Lars Andersen Helps Me Understand Freeze Drying

The WOAM coffee break area, site of many useful insights.

Lars Andersen Tries to Help Me Understand Freeze Drying

Lars Andersen has apparently written the most marvelous book on freezer drying, but it is only in Danish. Upon encouragement from a colleague and boldness from a beer on an empty stomach, I walked up to him and told him I had heard of this book, and was wondering if it would be easier for him to publish in English or for me to learn Danish. He laughed, and it was clear he was quite proud of the book and how accessible it was for many audiences because it did not involve lots of mathematical equations. But he is very busy with many projects and the book might not happen in English. He was kind enough to come up to me after my presentation and explain more about freeze drying to me.

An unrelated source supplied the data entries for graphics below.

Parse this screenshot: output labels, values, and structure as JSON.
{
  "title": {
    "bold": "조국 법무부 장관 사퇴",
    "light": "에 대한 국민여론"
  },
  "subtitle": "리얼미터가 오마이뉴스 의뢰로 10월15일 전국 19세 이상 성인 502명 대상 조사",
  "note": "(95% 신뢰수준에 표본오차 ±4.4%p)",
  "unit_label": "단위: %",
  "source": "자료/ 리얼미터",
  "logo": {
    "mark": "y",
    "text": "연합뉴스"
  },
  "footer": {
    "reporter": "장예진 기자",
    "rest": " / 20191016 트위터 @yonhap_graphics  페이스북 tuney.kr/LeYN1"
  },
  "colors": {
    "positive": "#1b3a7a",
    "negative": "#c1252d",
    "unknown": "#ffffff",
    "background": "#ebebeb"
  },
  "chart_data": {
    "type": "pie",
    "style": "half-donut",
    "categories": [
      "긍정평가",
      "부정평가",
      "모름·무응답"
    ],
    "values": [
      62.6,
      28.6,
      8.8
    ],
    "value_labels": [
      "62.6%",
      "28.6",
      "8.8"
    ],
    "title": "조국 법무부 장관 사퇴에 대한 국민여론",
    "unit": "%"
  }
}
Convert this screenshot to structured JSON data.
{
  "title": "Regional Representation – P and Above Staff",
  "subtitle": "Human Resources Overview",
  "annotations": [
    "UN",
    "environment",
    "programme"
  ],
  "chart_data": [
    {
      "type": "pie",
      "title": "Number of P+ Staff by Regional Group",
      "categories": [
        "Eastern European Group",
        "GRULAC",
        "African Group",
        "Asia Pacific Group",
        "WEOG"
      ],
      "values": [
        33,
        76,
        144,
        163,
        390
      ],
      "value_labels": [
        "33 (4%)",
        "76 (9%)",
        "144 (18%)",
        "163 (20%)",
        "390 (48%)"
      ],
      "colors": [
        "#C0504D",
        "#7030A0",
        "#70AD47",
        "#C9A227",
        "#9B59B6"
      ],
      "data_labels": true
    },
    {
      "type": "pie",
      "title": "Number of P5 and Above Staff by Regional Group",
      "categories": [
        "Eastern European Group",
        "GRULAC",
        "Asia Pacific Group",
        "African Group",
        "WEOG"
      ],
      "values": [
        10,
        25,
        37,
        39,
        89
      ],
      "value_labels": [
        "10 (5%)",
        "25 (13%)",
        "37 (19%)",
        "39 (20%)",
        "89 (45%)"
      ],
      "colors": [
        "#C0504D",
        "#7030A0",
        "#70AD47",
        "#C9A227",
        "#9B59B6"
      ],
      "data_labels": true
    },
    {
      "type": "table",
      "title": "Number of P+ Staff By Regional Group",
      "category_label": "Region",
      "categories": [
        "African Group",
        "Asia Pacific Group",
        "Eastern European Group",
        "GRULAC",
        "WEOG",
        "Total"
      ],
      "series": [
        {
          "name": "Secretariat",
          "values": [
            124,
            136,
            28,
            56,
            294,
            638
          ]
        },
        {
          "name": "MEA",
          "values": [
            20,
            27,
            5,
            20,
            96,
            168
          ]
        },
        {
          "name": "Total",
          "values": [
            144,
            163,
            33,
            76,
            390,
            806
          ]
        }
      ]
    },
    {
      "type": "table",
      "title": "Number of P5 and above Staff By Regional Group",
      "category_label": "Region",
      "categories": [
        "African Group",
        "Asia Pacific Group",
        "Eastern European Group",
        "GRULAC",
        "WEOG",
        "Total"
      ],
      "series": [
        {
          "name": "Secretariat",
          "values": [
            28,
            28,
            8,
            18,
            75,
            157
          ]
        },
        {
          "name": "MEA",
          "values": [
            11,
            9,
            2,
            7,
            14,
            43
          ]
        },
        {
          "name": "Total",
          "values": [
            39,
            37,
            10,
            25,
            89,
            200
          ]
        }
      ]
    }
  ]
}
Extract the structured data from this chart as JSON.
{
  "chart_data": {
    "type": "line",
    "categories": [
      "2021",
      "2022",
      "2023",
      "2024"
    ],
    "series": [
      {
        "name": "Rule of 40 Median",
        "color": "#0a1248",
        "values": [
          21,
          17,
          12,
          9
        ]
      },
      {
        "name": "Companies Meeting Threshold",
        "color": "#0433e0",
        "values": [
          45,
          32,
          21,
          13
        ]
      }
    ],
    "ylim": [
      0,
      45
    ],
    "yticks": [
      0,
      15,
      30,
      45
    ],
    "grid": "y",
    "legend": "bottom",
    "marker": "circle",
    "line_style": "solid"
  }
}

Here is what I think I now understand about freeze-drying and PEG: at low temperature, ice forms, and because of the special qualities of water, ice is very pure. PEG molecules cannot be between the crystals of water, and so the PEG forms sheetlike shapes in the voids of the wood (let’s say we are talking about a big PEG molecule, like 3350.) These sheets go in various directions and make a nice supportive framework of struts. Then at low temperature, the ice sublimates directly to gas, which allows us to get around that pesky problem of capillary action. As I understand it, the problem with waterlogged wood collapsing on drying is largely about

    1) structure that is missing from deterioration (nicely handled by the PEG you put in) and

    2) the violent forces that water exerts upon the weakened wood when it evaporates (“evaporate” as in liquid changing to gas, and that is nicely handled by the solid ice skipping the liquid phase and going right to gas in sublimation.)

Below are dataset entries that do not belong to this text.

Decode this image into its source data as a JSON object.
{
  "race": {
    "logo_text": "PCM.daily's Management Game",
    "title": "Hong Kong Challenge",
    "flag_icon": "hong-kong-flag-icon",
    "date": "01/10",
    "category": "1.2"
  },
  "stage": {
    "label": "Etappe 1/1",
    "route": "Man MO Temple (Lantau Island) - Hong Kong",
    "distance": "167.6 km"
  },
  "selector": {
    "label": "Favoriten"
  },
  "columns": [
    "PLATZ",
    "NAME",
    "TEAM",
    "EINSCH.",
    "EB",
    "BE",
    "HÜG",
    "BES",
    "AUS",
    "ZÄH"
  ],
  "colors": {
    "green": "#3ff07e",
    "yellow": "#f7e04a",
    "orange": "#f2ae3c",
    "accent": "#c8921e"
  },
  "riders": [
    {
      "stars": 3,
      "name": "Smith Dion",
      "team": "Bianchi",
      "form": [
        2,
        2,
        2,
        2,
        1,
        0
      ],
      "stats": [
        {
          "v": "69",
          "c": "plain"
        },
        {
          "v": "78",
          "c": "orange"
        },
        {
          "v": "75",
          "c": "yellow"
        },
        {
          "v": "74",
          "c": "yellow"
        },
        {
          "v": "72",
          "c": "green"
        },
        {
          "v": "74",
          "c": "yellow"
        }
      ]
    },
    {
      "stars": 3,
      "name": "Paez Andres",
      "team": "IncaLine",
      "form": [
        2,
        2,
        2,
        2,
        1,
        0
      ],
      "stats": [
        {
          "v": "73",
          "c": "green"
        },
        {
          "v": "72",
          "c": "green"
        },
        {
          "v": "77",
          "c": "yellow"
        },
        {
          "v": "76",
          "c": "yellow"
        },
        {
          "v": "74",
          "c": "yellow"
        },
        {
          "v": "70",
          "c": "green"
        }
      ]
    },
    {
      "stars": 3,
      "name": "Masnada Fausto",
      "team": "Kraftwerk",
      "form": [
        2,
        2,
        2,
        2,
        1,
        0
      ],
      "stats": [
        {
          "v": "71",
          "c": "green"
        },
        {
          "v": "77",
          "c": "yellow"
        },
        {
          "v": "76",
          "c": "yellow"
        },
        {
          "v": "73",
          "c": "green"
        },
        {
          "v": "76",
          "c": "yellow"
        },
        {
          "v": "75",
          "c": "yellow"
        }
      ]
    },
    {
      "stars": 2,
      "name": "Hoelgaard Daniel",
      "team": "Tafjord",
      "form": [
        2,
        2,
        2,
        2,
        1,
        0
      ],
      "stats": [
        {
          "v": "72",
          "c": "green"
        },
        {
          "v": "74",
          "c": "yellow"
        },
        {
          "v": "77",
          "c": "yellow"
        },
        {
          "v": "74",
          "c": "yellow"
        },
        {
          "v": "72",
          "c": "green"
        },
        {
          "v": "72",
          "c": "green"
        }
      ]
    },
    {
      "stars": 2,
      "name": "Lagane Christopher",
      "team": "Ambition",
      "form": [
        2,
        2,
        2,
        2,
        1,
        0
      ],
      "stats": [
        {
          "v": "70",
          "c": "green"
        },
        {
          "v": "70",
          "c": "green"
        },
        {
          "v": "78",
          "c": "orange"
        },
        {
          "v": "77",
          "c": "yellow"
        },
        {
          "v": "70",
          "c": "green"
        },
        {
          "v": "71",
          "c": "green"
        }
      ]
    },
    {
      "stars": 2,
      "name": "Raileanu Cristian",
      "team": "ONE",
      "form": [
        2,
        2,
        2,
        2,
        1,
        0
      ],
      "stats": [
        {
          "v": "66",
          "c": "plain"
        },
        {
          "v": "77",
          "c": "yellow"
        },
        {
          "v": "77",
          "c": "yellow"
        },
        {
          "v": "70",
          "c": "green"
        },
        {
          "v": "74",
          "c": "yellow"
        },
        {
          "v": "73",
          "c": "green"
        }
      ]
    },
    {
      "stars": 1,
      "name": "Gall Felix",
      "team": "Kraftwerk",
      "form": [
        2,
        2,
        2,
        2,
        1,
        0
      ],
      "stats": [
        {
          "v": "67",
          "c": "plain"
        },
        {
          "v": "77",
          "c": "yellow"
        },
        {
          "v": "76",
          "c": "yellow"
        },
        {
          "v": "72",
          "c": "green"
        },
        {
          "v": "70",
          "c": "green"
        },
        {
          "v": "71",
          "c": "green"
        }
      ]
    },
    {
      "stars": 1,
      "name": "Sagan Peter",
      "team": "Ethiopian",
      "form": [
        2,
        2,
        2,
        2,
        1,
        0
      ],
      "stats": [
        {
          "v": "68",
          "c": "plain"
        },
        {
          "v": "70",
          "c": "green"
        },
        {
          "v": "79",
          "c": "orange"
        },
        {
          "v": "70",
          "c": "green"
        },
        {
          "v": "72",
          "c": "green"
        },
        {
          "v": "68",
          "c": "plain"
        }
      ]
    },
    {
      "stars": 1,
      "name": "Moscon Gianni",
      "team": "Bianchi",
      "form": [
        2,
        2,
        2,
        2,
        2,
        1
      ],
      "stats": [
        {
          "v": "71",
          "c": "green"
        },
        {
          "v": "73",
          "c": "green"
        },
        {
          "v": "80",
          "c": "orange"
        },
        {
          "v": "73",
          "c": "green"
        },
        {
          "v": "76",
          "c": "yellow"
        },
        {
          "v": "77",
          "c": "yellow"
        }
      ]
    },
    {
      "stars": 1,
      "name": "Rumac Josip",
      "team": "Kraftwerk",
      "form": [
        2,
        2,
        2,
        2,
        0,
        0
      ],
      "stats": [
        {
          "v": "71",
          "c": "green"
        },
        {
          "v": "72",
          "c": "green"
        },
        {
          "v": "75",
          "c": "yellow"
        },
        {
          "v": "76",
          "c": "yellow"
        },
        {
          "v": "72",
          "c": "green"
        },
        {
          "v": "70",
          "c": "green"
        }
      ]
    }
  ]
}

So to get rid of the water it needs to be in a freezer. Now, that process goes FASTER in a vacuum freezer dryer, because there is a vacuum and a heating element (it seems freezer drying gets slower as temperatures get colder…I never realized that before.) But the only big advantage of the vacuum freezer dryer is that it is faster than a non-vacuum freezer. Roughly twice as fast for small things like my basketry. Maybe up to 10X faster for big things like ship timbers. But beware, for lightweight little things sometimes the vacuum freezer dryer can toss things around in the chamber if you’re not careful. Oooops! And then there is that whole pesky eutectic point thing. The literature says you should avoid the PEG eutectic point of 55%. If I got this right, at a concentration of around 55%, the thermodynamics of the water and PEG system are such that water comes to a kind of happy balanced place in terms of energy and no more water wants to come off the PEG and make ice. So there is PEG with liquid water on its surface, not freezing into ice, and instead of making the nice sheetlike structures, it makes these massive weird gobs. Lars Andersen’s book has some great SEM images of these two very different looking PEG formations (the nice struts and the wired gobs at the eutectic) and you can see where the ice that does form in those gobs would have a hard time sublimating. The vapor would have a very crooked path to follow in order to get out.

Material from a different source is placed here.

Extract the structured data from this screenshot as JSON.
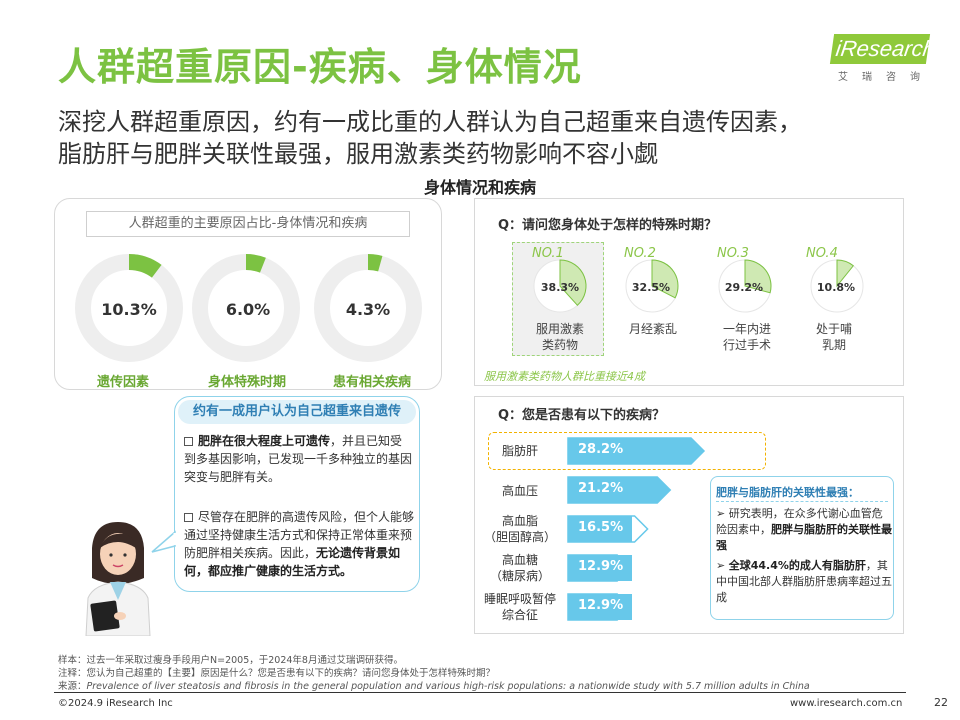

Now I missed a bit of a point here, I think it had something to do with solving that by either making the temperature very very cold, or by keeping it in the vacuum freeze drier for a really really long time, so you are missing out on the benefit of the vacuum freeze dryer. And it is NOT AN ISSUE if you are using a non-vacuum freeze dryer. I also realize that my nice IPM freezer going down to -35C is not an advantage for me. The sublimation would actually happen faster if my freezer were not so cold. I could make this go faster by using a fan and some silica gel. But for me at this point, waiting a few weeks for a basket to dry is no big deal.